Oglądając w Internecie zdjęcia przywódców państw z końca XX wieku, można by odnieść wrażenie, że oni byli dla siebie milsi niż obecni. Ba, że się wręcz kochali. Zwłaszcza ci z Bloku Wschodniego. Świadczą o tym m.in. ich namiętne pocałunki utrwalone na licznych fotografiach.

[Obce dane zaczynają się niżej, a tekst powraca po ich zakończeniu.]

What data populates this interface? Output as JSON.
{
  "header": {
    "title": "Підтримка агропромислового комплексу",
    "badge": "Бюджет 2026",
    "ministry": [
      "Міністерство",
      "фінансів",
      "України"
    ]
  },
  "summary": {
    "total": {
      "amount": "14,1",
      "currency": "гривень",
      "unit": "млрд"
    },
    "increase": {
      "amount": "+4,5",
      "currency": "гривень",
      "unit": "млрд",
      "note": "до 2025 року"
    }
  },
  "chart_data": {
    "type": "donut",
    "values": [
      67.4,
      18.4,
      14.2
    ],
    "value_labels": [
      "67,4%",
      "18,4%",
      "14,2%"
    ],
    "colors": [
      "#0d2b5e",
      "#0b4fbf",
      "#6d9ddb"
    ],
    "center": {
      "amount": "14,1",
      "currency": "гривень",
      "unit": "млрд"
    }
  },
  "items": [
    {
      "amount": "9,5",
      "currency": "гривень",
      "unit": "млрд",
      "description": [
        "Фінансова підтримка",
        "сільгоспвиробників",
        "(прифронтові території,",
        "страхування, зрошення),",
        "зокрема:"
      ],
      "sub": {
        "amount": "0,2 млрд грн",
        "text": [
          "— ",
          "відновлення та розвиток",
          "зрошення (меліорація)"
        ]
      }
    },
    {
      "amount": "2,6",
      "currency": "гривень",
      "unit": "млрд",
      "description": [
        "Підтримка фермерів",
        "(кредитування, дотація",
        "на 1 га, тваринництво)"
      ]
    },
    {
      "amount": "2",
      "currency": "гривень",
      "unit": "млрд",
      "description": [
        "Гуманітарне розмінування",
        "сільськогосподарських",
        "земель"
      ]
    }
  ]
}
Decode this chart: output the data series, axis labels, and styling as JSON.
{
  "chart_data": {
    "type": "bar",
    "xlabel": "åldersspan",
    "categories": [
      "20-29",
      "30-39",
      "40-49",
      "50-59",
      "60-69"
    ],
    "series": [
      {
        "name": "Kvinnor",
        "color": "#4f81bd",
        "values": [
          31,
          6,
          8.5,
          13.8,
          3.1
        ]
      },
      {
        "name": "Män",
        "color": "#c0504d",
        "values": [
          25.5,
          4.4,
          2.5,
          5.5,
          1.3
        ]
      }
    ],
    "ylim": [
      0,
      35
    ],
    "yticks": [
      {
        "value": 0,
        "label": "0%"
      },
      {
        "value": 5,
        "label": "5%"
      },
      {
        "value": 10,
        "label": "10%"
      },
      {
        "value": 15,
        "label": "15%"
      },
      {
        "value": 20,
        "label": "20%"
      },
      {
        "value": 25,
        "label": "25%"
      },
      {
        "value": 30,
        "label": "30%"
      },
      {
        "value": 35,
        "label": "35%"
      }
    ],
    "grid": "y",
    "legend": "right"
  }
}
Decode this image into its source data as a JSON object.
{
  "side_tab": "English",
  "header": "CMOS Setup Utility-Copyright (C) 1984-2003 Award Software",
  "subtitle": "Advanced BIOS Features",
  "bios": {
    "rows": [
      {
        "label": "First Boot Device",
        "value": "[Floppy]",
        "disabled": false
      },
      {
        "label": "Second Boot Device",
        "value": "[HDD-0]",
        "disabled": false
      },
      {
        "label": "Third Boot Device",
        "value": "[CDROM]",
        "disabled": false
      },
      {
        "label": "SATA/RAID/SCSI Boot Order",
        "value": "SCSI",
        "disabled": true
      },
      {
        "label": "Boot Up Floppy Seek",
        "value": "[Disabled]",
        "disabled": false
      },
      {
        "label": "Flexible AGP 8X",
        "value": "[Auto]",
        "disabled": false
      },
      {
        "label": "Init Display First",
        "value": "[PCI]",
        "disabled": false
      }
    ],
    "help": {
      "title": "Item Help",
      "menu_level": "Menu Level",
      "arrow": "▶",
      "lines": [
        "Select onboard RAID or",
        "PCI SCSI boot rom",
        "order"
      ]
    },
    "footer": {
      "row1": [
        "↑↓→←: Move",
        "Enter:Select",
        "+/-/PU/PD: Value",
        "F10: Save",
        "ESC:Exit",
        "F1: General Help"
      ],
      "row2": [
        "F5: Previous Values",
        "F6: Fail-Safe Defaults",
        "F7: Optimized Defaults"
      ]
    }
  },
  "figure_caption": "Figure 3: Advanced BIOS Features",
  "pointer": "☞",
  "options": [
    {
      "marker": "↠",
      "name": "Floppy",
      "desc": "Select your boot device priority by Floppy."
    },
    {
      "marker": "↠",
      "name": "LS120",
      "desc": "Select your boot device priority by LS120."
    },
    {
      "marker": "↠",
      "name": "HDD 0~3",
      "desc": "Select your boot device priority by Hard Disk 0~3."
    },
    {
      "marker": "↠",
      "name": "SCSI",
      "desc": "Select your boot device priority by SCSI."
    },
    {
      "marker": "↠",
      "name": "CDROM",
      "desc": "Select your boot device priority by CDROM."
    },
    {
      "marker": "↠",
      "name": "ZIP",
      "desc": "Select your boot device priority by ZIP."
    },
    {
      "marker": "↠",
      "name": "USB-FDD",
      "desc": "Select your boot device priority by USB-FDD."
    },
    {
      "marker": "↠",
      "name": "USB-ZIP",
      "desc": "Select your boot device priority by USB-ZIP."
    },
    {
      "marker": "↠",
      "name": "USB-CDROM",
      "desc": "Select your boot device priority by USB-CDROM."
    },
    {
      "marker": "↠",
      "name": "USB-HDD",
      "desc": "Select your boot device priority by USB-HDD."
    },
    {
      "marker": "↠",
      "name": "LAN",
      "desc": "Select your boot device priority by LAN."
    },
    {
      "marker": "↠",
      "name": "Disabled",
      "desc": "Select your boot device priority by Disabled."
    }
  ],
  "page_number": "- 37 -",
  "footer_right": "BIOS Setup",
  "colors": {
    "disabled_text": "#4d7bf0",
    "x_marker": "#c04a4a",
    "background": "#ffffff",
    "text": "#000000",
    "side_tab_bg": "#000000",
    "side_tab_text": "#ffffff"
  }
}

Jeden taki pocałunek został nawet uwieczniony na podstawie autentycznego zdjęcia* na ogromnym muralu w Berlinie. Wykonał go w 1990 roku rosyjski twórca street artu Dmitri Vrubel i zatytułował: "Boże, dopomóż mi przeżyć tę śmiertelną miłość". Przedstawia on całujących się wśród ruin muru berlińskiego Leonida Breżniewa i Ericha Honeckera, przywódców Związku Radzieckiego i Niemieckiej Republiki Demokratycznej.
Czyżby w tamtych czasach, za komuny, przyszłość państw Bloku Wschodniego zależała od ilości namiętnych pocałunków przywódców ZSRR z przywódcami państw satelitarnych? Całkiem możliwe.
Najbardziej całuśnym był chyba sam Leonid Breżniew. W sieci można też znaleźć zdjęcia uwieczniające jego podobnie namiętne pocałunki z naszym rodzimym przywódcą, Edwardem Gierkiem.
"Pocałunek Braterstwa Socjalistycznego"
Drugie zdjęcie z kolei przedstawia słynny pocałunek Michaiła Gorbaczowa także z Erichem Honeckerem... Ależ ten Honecker był wycałowywany przez przywódców CCCP. Nie na wiele mu się to jednak zdało. Odszedł w niechwale, dokonując żywota w Santiago de Chile.
* zdjęcie to pochodzi z 1979 r. — Breżniew i Honecker całują się podczas świętowania 30. rocznicy narodzin NRD.